Offsets stored in Zookeeper or Kafka?
Older versions of Kafka (pre 0.9) store offsets in ZK only, while newer version of Kafka, by default store offsets in an internal Kafka topic called __consumer_offsets
(newer version might still commit to ZK though).
The advantage of committing offsets to the broker is, that the consumer does not depend on ZK and thus clients only need to talk to brokers which simplifies the overall architecture. Also, for large deployments with a lot of consumers, ZK can become a bottleneck while Kafka can handle this load easily (committing offsets is the same thing as writing to a topic and Kafka scales very well here -- in fact, by default __consumer_offsets
is created with 50 partitions IIRC).
I am not familiar with NodeJS or kafka-node -- it depend on the client implementation how offsets are committed.
Long story short: if you use brokers 0.10.1.0
you could commit offsets to topic __consumer_offsets
. But it depends on your client, if it implements this protocol.
In more detail, it depends on your broker and client version (and which consumer API you are using), because older clients can talk to newer brokers.

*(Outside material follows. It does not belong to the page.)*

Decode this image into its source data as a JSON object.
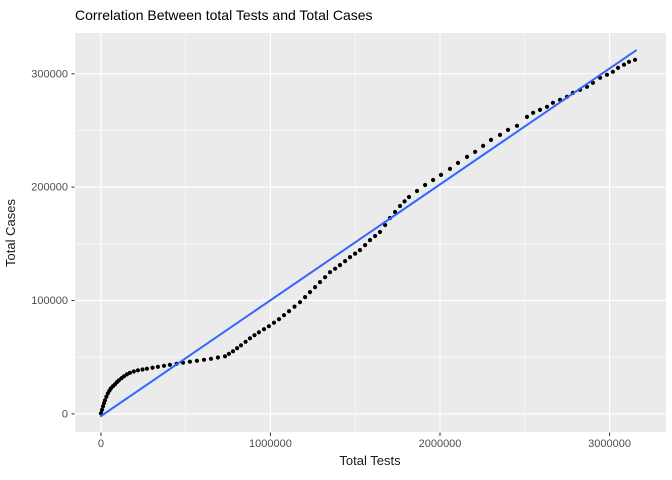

First, you need to have broker and client version 0.9
or larger to be able to write offsets into the Kafka topics. But if an older client is connecting to a 0.9
broker, it will still commit offsets to ZK.
For Java consumers:
It depends what consumer are using: Before 0.9 there are two "old consumer" namely "high level consumer" and "low level consumer". Both, commit offsets directly to ZK. Since 0.9
, both consumers got merged into single consumer, called "new consumer" (it basically unifies low level and high level API of both old consumers -- this means, in 0.9
there a three types of consumers). The new consumer commits offset to the brokers (ie, the internal Kafka topic)

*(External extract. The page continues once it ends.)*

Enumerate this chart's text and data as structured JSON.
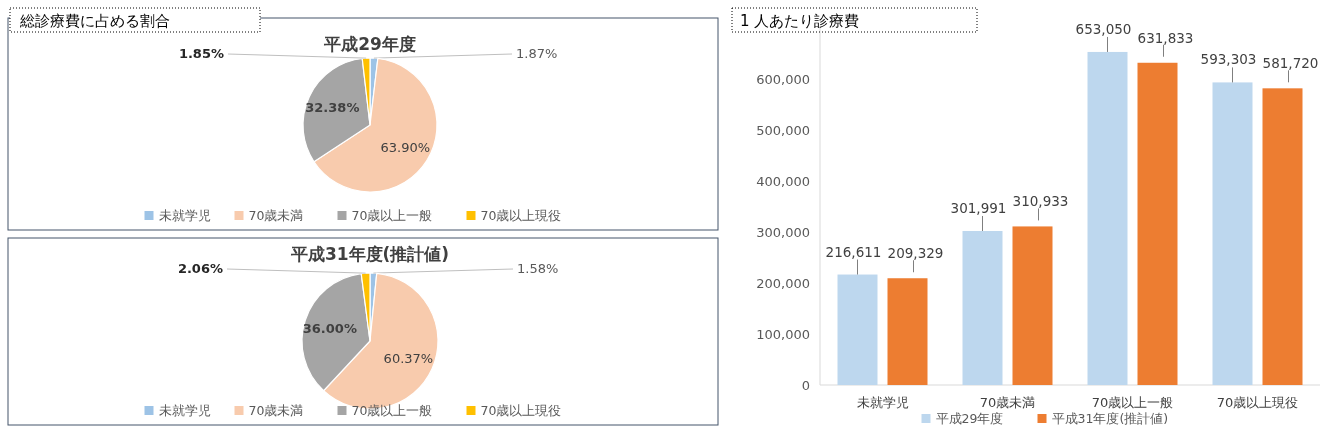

To make upgrading easier, there is also the possibility to "double commit" offsets using old consumer (as of 0.9
). If you enable this via dual.commit.enabled
, offsets are committed to ZK and the __consumer_offsets
topic. This allows you to switch from old consumer API to new consumer API while moving you offsets from ZK to __consumer_offsets
topic.
It all depends on which consumer you're using. You should choose the right consumer based on your Kafka version.
for version 0.8
brokers use the HighLevelConsumer
. The offsets for your groups are stored in zookeeper.
For brokers 0.9
and higher you should use the new ConsumerGroup
. The offsets are stored with kafka brokers.

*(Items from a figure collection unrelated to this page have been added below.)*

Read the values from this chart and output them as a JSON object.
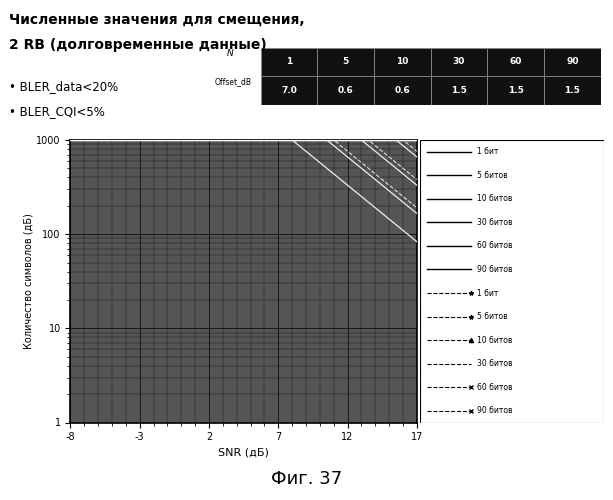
{
  "title_line1": "Численные значения для смещения,",
  "title_line2": "2 RB (долговременные данные)",
  "bullet1": "• BLER_data<20%",
  "bullet2": "• BLER_CQI<5%",
  "table_label_n": "N",
  "table_label_offset": "Offset_dB",
  "table_n_values": [
    "1",
    "5",
    "10",
    "30",
    "60",
    "90"
  ],
  "table_offset_values": [
    "7.0",
    "0.6",
    "0.6",
    "1.5",
    "1.5",
    "1.5"
  ],
  "xlabel": "SNR (дБ)",
  "ylabel": "Количество символов (дБ)",
  "xmin": -8,
  "xmax": 17,
  "ymin": 1,
  "ymax": 1000,
  "xticks": [
    -8,
    -3,
    2,
    7,
    12,
    17
  ],
  "legend_solid": [
    "1 бит",
    "5 битов",
    "10 битов",
    "30 битов",
    "60 битов",
    "90 битов"
  ],
  "legend_dashed": [
    "1 бит",
    "5 битов",
    "10 битов",
    "30 битов",
    "60 битов",
    "90 битов"
  ],
  "fig_caption": "Фиг. 37",
  "background_color": "#ffffff",
  "plot_bg": "#555555",
  "grid_color": "#000000",
  "line_color": "#dddddd"
}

Keep in mind that HighLevelConsumer
will still work with versions past 0.8 but they have been deprecated in 0.10.1
and support will probably go away soon. The ConsumerGroup
has rolling migration options to help move from HighLevelConsumer
if you were committed to using it.
Offsets in Kafka are stored as messages in a separate topic named '__consumer_offsets' . Each consumer commits a message into the topic at periodic intervals in latest versions of kafka.